Now, in case you're still interested, on to the rest of today's links...
• Given that it racked up a quarter-million views in a couple of days, you've perhaps already seen this video of actor Wil Wheaton and friends playing Small World on the debut episode of Tabletop, but if not, it's a nice introduction to the game for Joe Public with impressive production values. The banter is a bit too chummy sometimes, making you feel like an intruder, and Sean Plott
• WizKids has announced a Quarriors! Quorld Championship Tournament (ahem) to be held at Gen Con 2012 in August, as well as the inclusion of Quarriors! in the WizKids Event System, which is set up to enable stores to host and organize local tournaments and assist players in finding these events. For the Quorld Championship Tournament, players can qualify through play at Gen Con or search for a qualifying event held at a store listed in the WizKids Event System.

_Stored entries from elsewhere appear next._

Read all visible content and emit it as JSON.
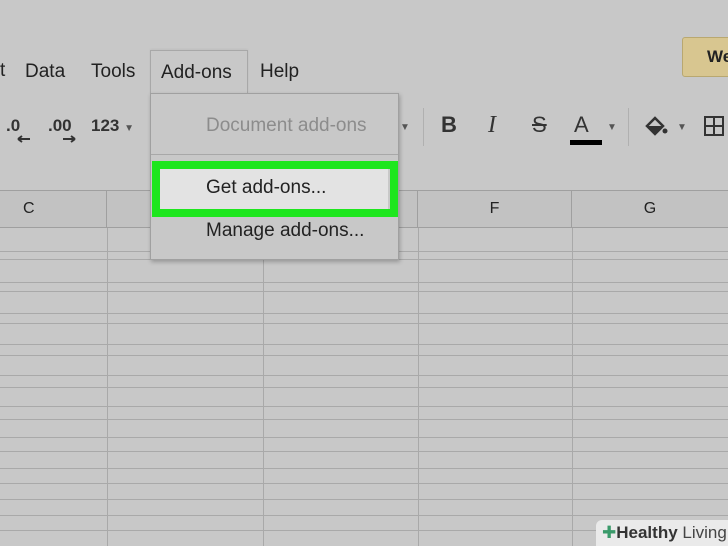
{
  "menubar": {
    "left_fragment": "t",
    "items": [
      "Data",
      "Tools",
      "Add-ons",
      "Help"
    ]
  },
  "top_right_button": "We",
  "toolbar": {
    "decrease_decimal": ".0",
    "increase_decimal": ".00",
    "more_formats": "123",
    "bold": "B",
    "italic": "I",
    "strikethrough": "S",
    "text_color": "A"
  },
  "columns": [
    "C",
    "",
    "",
    "F",
    "G"
  ],
  "addons_menu": {
    "document_addons": "Document add-ons",
    "get_addons": "Get add-ons...",
    "manage_addons": "Manage add-ons..."
  },
  "watermark": {
    "bold": "Healthy",
    "light": "Living"
  },
  "colors": {
    "highlight": "#1ee61e",
    "button": "#d8c690"
  }
}
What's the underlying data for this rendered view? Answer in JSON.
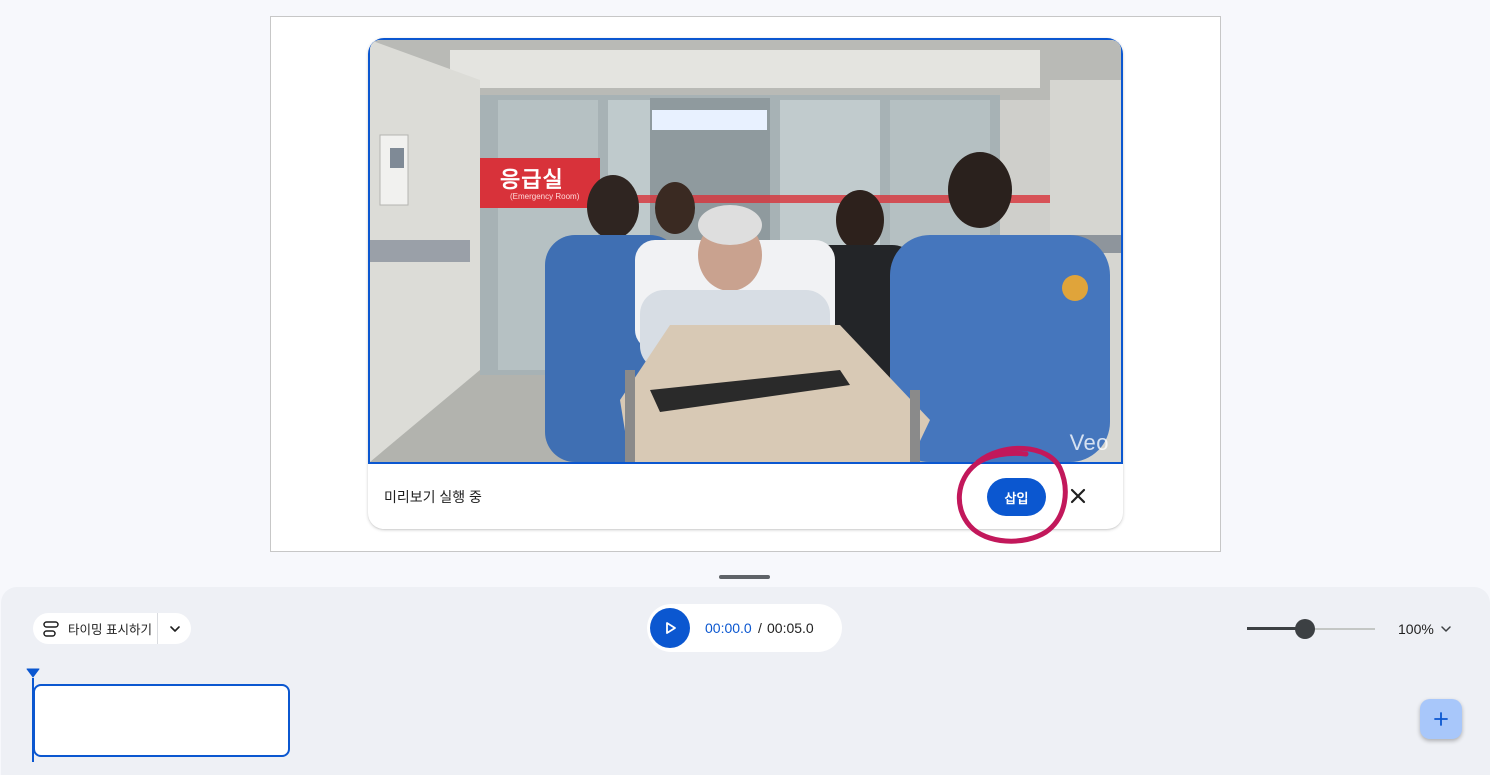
{
  "preview": {
    "status_text": "미리보기 실행 중",
    "insert_label": "삽입",
    "watermark": "Veo",
    "sign_text": "응급실",
    "sign_subtext": "(Emergency Room)",
    "close_icon": "close-icon"
  },
  "timeline": {
    "timing_label": "타이밍 표시하기",
    "timing_icon": "timing-icon",
    "timing_menu_icon": "chevron-down-icon",
    "current_time": "00:00.0",
    "separator": "/",
    "total_time": "00:05.0",
    "play_icon": "play-icon",
    "zoom_level": 0.45,
    "zoom_label": "100%",
    "zoom_menu_icon": "chevron-down-icon",
    "add_icon": "plus-icon"
  },
  "colors": {
    "accent": "#0b57d0",
    "annotation": "#c2185b",
    "add_button": "#a8c7fa",
    "panel": "#eef0f5"
  }
}
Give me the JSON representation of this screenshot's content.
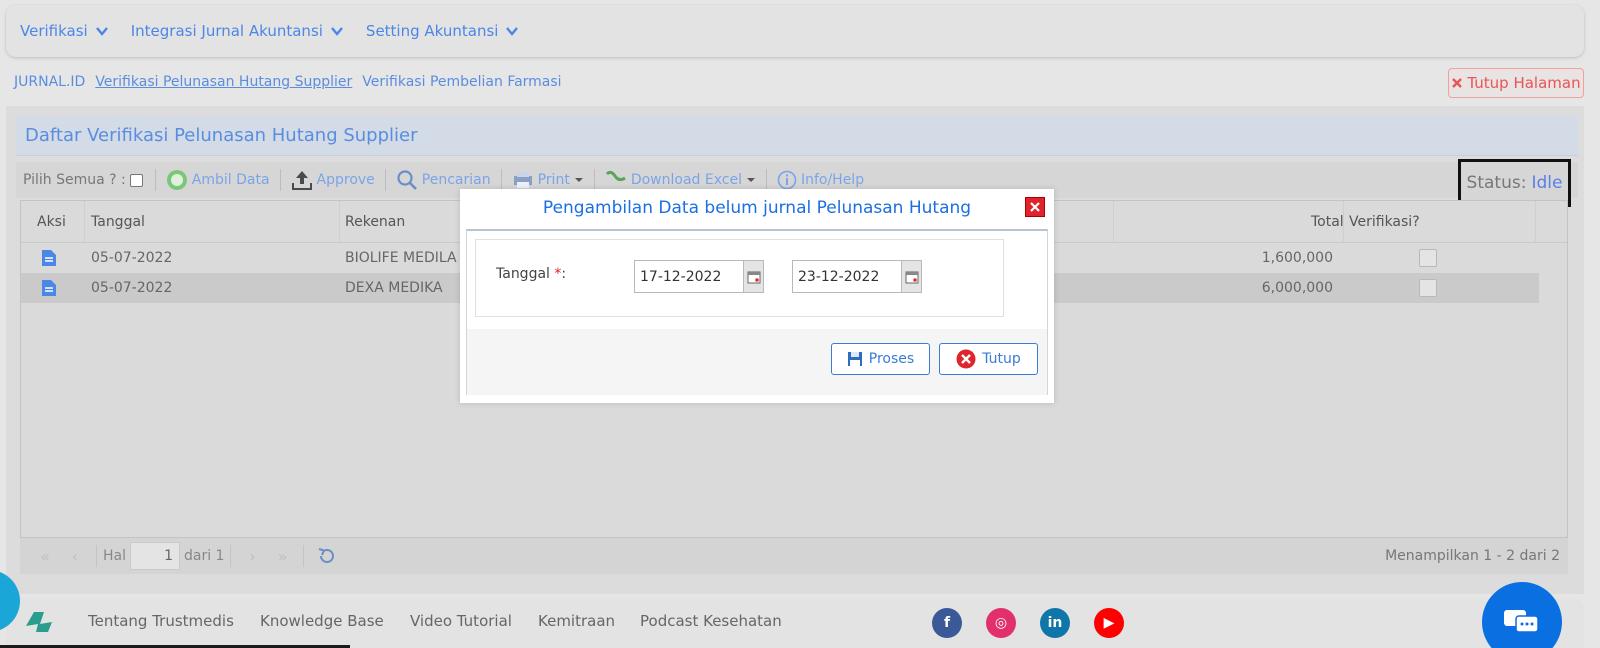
{
  "nav": {
    "menus": [
      {
        "label": "Verifikasi"
      },
      {
        "label": "Integrasi Jurnal Akuntansi"
      },
      {
        "label": "Setting Akuntansi"
      }
    ]
  },
  "tabs": {
    "brand": "JURNAL.ID",
    "active": "Verifikasi Pelunasan Hutang Supplier",
    "other": "Verifikasi Pembelian Farmasi",
    "close_label": "Tutup Halaman"
  },
  "panel": {
    "title": "Daftar Verifikasi Pelunasan Hutang Supplier",
    "toolbar": {
      "select_all": "Pilih Semua ? :",
      "fetch": "Ambil Data",
      "approve": "Approve",
      "search": "Pencarian",
      "print": "Print",
      "download": "Download Excel",
      "info": "Info/Help"
    },
    "status_label": "Status:",
    "status_value": "Idle"
  },
  "grid": {
    "headers": {
      "aksi": "Aksi",
      "tanggal": "Tanggal",
      "rekenan": "Rekenan",
      "total": "Total",
      "verifikasi": "Verifikasi?"
    },
    "rows": [
      {
        "tanggal": "05-07-2022",
        "rekenan": "BIOLIFE MEDILA",
        "total": "1,600,000",
        "verifikasi": false
      },
      {
        "tanggal": "05-07-2022",
        "rekenan": "DEXA MEDIKA",
        "total": "6,000,000",
        "verifikasi": false
      }
    ]
  },
  "pager": {
    "hal_label": "Hal",
    "page": "1",
    "of_label": "dari 1",
    "summary": "Menampilkan 1 - 2 dari 2"
  },
  "modal": {
    "title": "Pengambilan Data belum jurnal Pelunasan Hutang",
    "date_label": "Tanggal",
    "required_mark": "*",
    "date_colon": ":",
    "date_from": "17-12-2022",
    "date_to": "23-12-2022",
    "process_label": "Proses",
    "close_label": "Tutup"
  },
  "footer": {
    "links": [
      "Tentang Trustmedis",
      "Knowledge Base",
      "Video Tutorial",
      "Kemitraan",
      "Podcast Kesehatan"
    ],
    "social": [
      {
        "name": "facebook",
        "color": "#3b5998",
        "glyph": "f"
      },
      {
        "name": "instagram",
        "color": "#e1306c",
        "glyph": "◎"
      },
      {
        "name": "linkedin",
        "color": "#0e76a8",
        "glyph": "in"
      },
      {
        "name": "youtube",
        "color": "#ff0000",
        "glyph": "▶"
      }
    ]
  },
  "colors": {
    "accent": "#3a7bd5",
    "danger": "#e0242b",
    "chat": "#0a6fe0"
  }
}
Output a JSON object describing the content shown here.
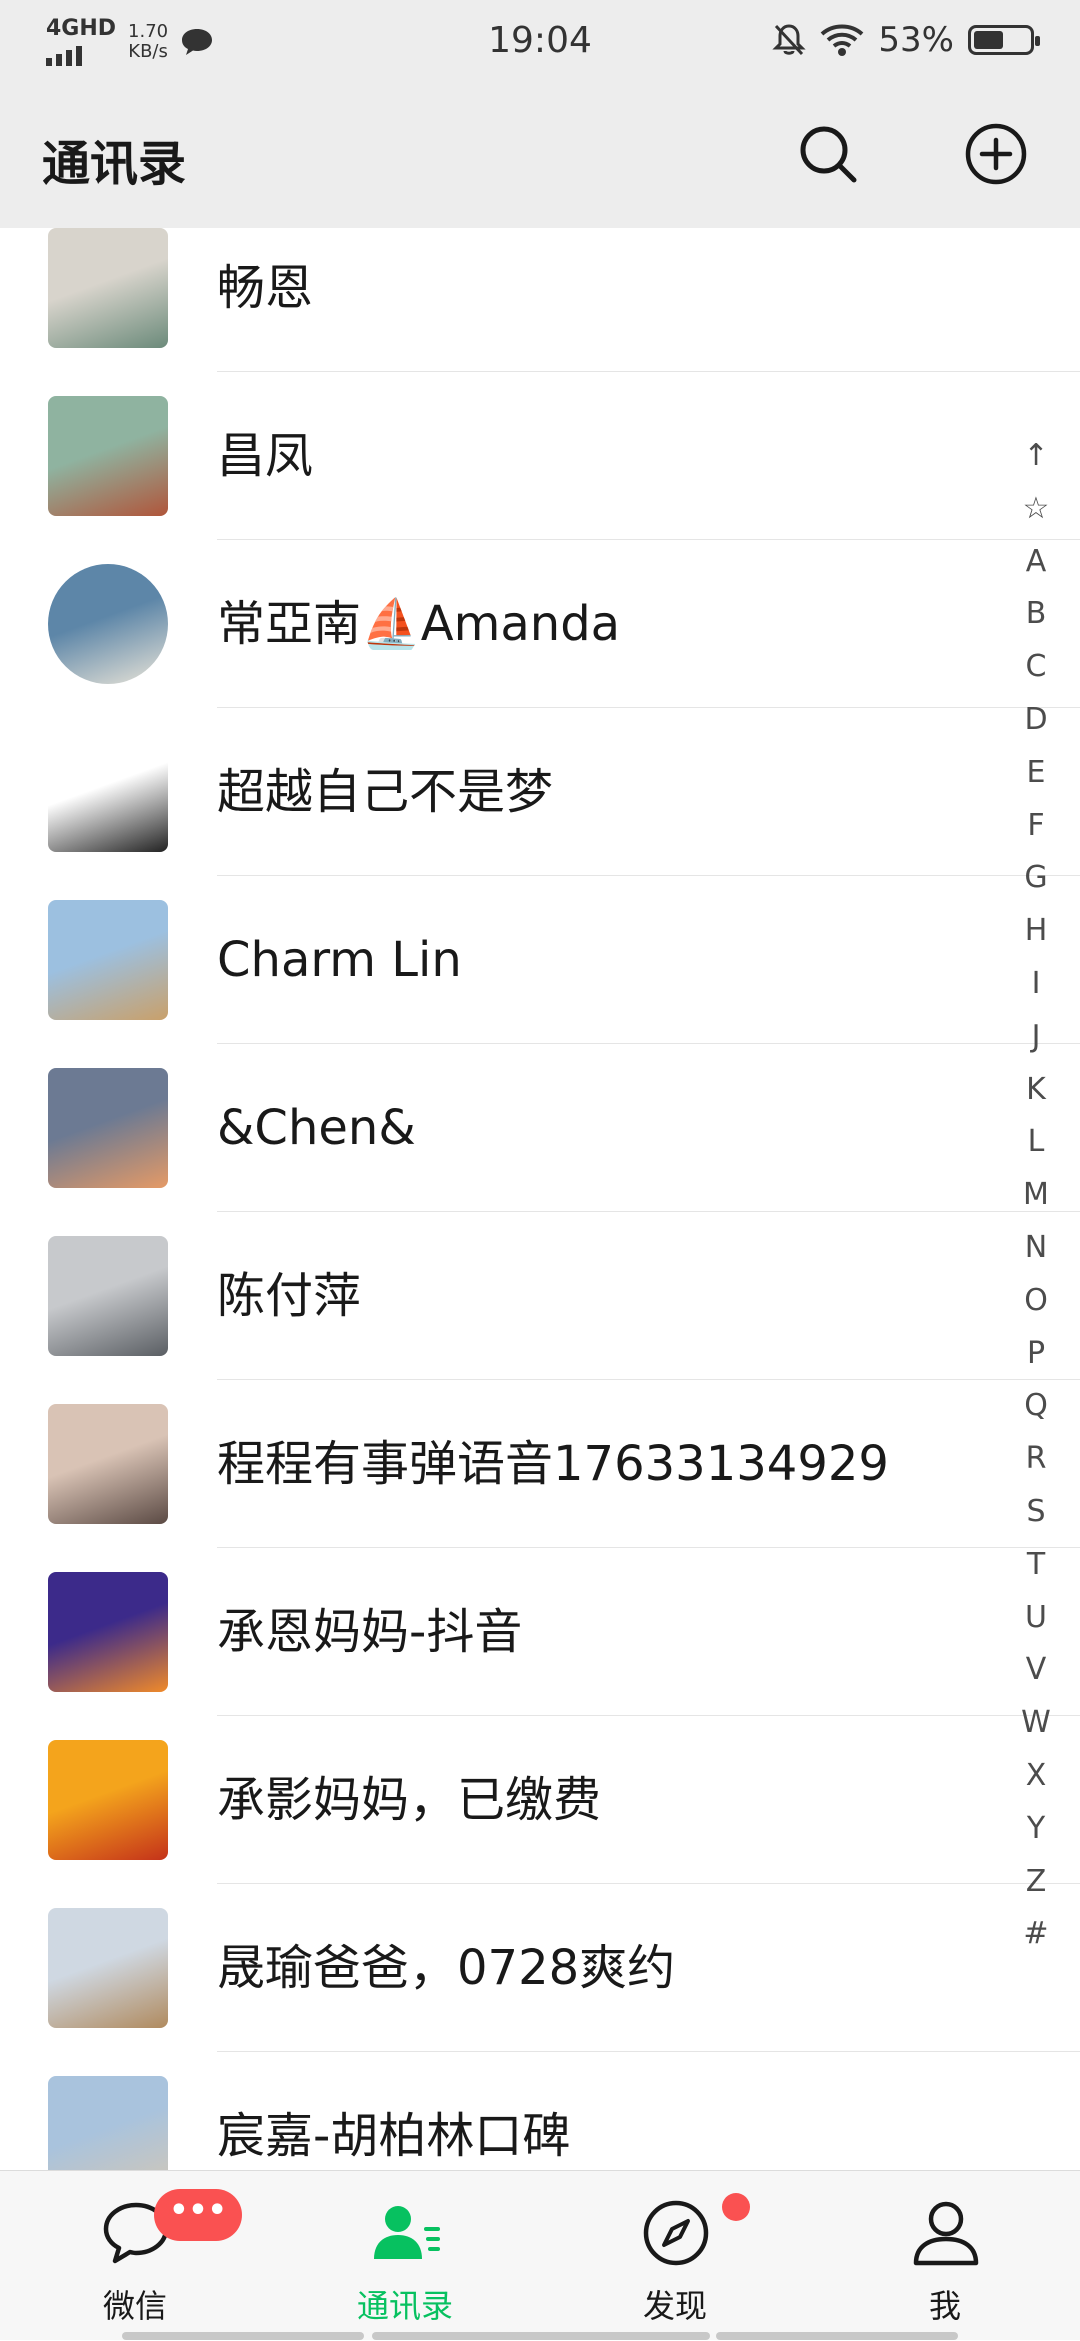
{
  "status_bar": {
    "network": "4GHD",
    "speed_value": "1.70",
    "speed_unit": "KB/s",
    "time": "19:04",
    "battery_percent": "53%",
    "battery_level": 0.53
  },
  "header": {
    "title": "通讯录",
    "search_icon": "search-icon",
    "add_icon": "add-circle-icon"
  },
  "contacts": [
    {
      "name": "畅恩",
      "avatar_colors": [
        "#d8d4cc",
        "#6b8a7a"
      ]
    },
    {
      "name": "昌凤",
      "avatar_colors": [
        "#8fb3a0",
        "#b0553a"
      ]
    },
    {
      "name": "常亞南⛵Amanda",
      "avatar_colors": [
        "#5d86a8",
        "#e9e4d8"
      ]
    },
    {
      "name": "超越自己不是梦",
      "avatar_colors": [
        "#ffffff",
        "#222222"
      ]
    },
    {
      "name": "Charm Lin",
      "avatar_colors": [
        "#9cc0e0",
        "#c9a06a"
      ]
    },
    {
      "name": "&Chen&",
      "avatar_colors": [
        "#6c7a93",
        "#e59a66"
      ]
    },
    {
      "name": "陈付萍",
      "avatar_colors": [
        "#c7c9cc",
        "#5a5e63"
      ]
    },
    {
      "name": "程程有事弹语音17633134929",
      "avatar_colors": [
        "#d9c3b5",
        "#5b4a44"
      ]
    },
    {
      "name": "承恩妈妈-抖音",
      "avatar_colors": [
        "#3c2a8a",
        "#f08a2a"
      ]
    },
    {
      "name": "承影妈妈，已缴费",
      "avatar_colors": [
        "#f4a41c",
        "#c4321a"
      ]
    },
    {
      "name": "晟瑜爸爸，0728爽约",
      "avatar_colors": [
        "#cfd8e2",
        "#b08a5e"
      ]
    },
    {
      "name": "宸嘉-胡柏林口碑",
      "avatar_colors": [
        "#a9c3dd",
        "#d3c7b5"
      ]
    }
  ],
  "index_letters": [
    "↑",
    "☆",
    "A",
    "B",
    "C",
    "D",
    "E",
    "F",
    "G",
    "H",
    "I",
    "J",
    "K",
    "L",
    "M",
    "N",
    "O",
    "P",
    "Q",
    "R",
    "S",
    "T",
    "U",
    "V",
    "W",
    "X",
    "Y",
    "Z",
    "#"
  ],
  "tabs": [
    {
      "label": "微信",
      "icon": "chat-bubble-icon",
      "badge": "•••",
      "active": false
    },
    {
      "label": "通讯录",
      "icon": "contacts-icon",
      "active": true
    },
    {
      "label": "发现",
      "icon": "compass-icon",
      "badge_dot": true,
      "active": false
    },
    {
      "label": "我",
      "icon": "person-icon",
      "active": false
    }
  ],
  "colors": {
    "accent": "#07c160",
    "badge": "#fa5151",
    "header_bg": "#ededed"
  }
}
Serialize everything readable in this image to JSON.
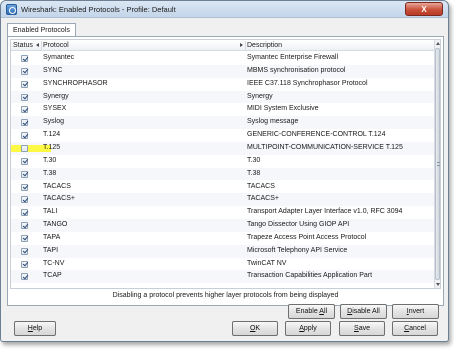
{
  "window": {
    "title": "Wireshark: Enabled Protocols - Profile: Default",
    "close_label": "X"
  },
  "tabs": [
    {
      "label": "Enabled Protocols"
    }
  ],
  "table": {
    "columns": {
      "status": "Status",
      "protocol": "Protocol",
      "description": "Description"
    },
    "rows": [
      {
        "protocol": "Symantec",
        "description": "Symantec Enterprise Firewall",
        "enabled": true
      },
      {
        "protocol": "SYNC",
        "description": "MBMS synchronisation protocol",
        "enabled": true
      },
      {
        "protocol": "SYNCHROPHASOR",
        "description": "IEEE C37.118 Synchrophasor Protocol",
        "enabled": true
      },
      {
        "protocol": "Synergy",
        "description": "Synergy",
        "enabled": true
      },
      {
        "protocol": "SYSEX",
        "description": "MIDI System Exclusive",
        "enabled": true
      },
      {
        "protocol": "Syslog",
        "description": "Syslog message",
        "enabled": true
      },
      {
        "protocol": "T.124",
        "description": "GENERIC-CONFERENCE-CONTROL T.124",
        "enabled": true
      },
      {
        "protocol": "T.125",
        "description": "MULTIPOINT-COMMUNICATION-SERVICE T.125",
        "enabled": false
      },
      {
        "protocol": "T.30",
        "description": "T.30",
        "enabled": true
      },
      {
        "protocol": "T.38",
        "description": "T.38",
        "enabled": true
      },
      {
        "protocol": "TACACS",
        "description": "TACACS",
        "enabled": true
      },
      {
        "protocol": "TACACS+",
        "description": "TACACS+",
        "enabled": true
      },
      {
        "protocol": "TALI",
        "description": "Transport Adapter Layer Interface v1.0, RFC 3094",
        "enabled": true
      },
      {
        "protocol": "TANGO",
        "description": "Tango Dissector Using GIOP API",
        "enabled": true
      },
      {
        "protocol": "TAPA",
        "description": "Trapeze Access Point Access Protocol",
        "enabled": true
      },
      {
        "protocol": "TAPI",
        "description": "Microsoft Telephony API Service",
        "enabled": true
      },
      {
        "protocol": "TC-NV",
        "description": "TwinCAT NV",
        "enabled": true
      },
      {
        "protocol": "TCAP",
        "description": "Transaction Capabilities Application Part",
        "enabled": true
      }
    ]
  },
  "note": "Disabling a protocol prevents higher layer protocols from being displayed",
  "buttons": {
    "enable_all": {
      "pre": "Enable ",
      "key": "A",
      "post": "ll"
    },
    "disable_all": {
      "pre": "",
      "key": "D",
      "post": "isable All"
    },
    "invert": {
      "pre": "",
      "key": "I",
      "post": "nvert"
    },
    "help": {
      "pre": "",
      "key": "H",
      "post": "elp"
    },
    "ok": {
      "pre": "",
      "key": "O",
      "post": "K"
    },
    "apply": {
      "pre": "",
      "key": "A",
      "post": "pply"
    },
    "save": {
      "pre": "",
      "key": "S",
      "post": "ave"
    },
    "cancel": {
      "pre": "",
      "key": "C",
      "post": "ancel"
    }
  },
  "colors": {
    "highlight": "#fff830",
    "checkmark": "#2b4a78"
  }
}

• The Economist reports on a study in Psychological Science that investigated whether "the impulse to cheat is something that grows or diminishes when the potential cheater has time for reflection on his actions". Participants in the study would roll a die in secret, then report how many pips show on the die, receiving a payment based on the number they stated: more pips = more money. From The Economist:
The researchers had no way of knowing what numbers participants actually rolled, of course. But they knew, statistically, that the average roll, if people reported honestly, should have been 3.5. This gave them a baseline from which to calculate participants' honesty. Those forced to enter their results within 20 seconds, the researchers found, reported a mean roll of 4.6. Those who were not under any time pressure reported a mean roll of 3.9. Both groups lied, then. But those who had had more time for reflection lied less.
• U.S. publisher Mayfair Games notes a small problem with its Q4 2011 production run of The Settlers of Catan, with some copies of the game having a miscut #3 border connection that doesn't connect properly. If you're in this situation, contact Mayfair to request a replacement.
• In other Mayfair news, ICv2 notes that the publisher plans to work with retailers who carry much of the Mayfair line to create personalized television advertising for these stores for free, with the retailers then being responsible for getting the ads airtime.